One of the nation’s leading nursing home associations is calling on providers to rise up against a proposed rule that has “serious implications” for their supplemental payments as an important deadline nears.
LeadingAge released several resources — including a comment guide — for any provider planning to submit comments on the proposed Medicaid Fiscal Accountability Regulation before the Feb. 1 deadline. The proposed rule was announced by CMS in November as a push to add transparency to Medicaid payment processes and eliminate suspect practices.
The rule, however, would disallow long-standing provider tax exemptions and discounts for some continuing care retirement communities. Providers have cautioned that the change could lead to “major financial burdens” for CCRCs and residents — including possible closures.
Under the rule, new requirements would be established for states to report provider-level information on Medicaid supplemental payments. LeadingAge previously noted that the proposal would also revise Upper Payment Limit (UPL) demonstrations and supplemental payments. It also includes new requirements for how UPLs can be calculated and which data sources to use.

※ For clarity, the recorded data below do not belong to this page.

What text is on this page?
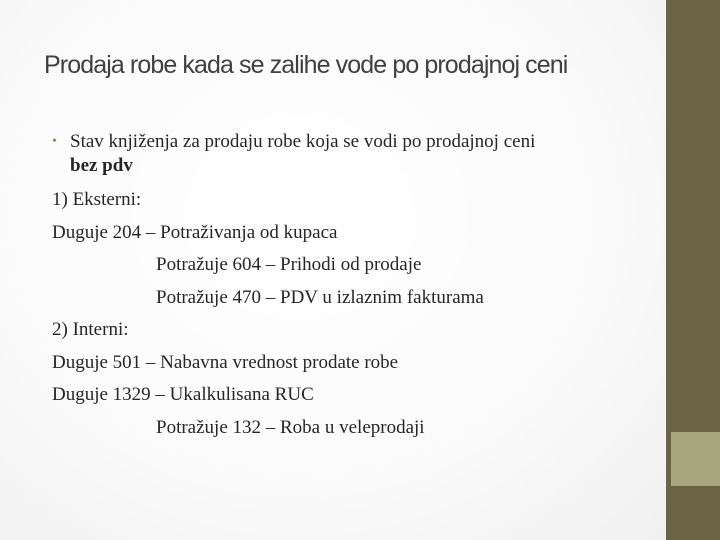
Prodaja robe kada se zalihe vode po prodajnoj ceni
• Stav knjiženja za prodaju robe koja se vodi po prodajnoj ceni
bez pdv
1) Eksterni:
Duguje 204 – Potraživanja od kupaca
Potražuje 604 – Prihodi od prodaje
Potražuje 470 – PDV u izlaznim fakturama
2) Interni:
Duguje 501 – Nabavna vrednost prodate robe
Duguje 1329 – Ukalkulisana RUC
Potražuje 132 – Roba u veleprodaji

The proposed regulation also would limit the amount of time a state could have supplemental payment policies without federal review. If finalized, the rule would sunset supplemental payments every three years and CMS approval would be required to continue payments beyond that time.
“Given the serious implications of the proposed MFAR, CMS needs to hear from providers directly about how the rule could affect them if finalized,” a LeadingAge spokeswoman told McKnight’s Long-Term Care News.
The comment guide gives providers several tips on submitting “effective” letters and lays out key issues they should highlight.
“We encourage providers of all types to make their voices heard,” the spokesperson added.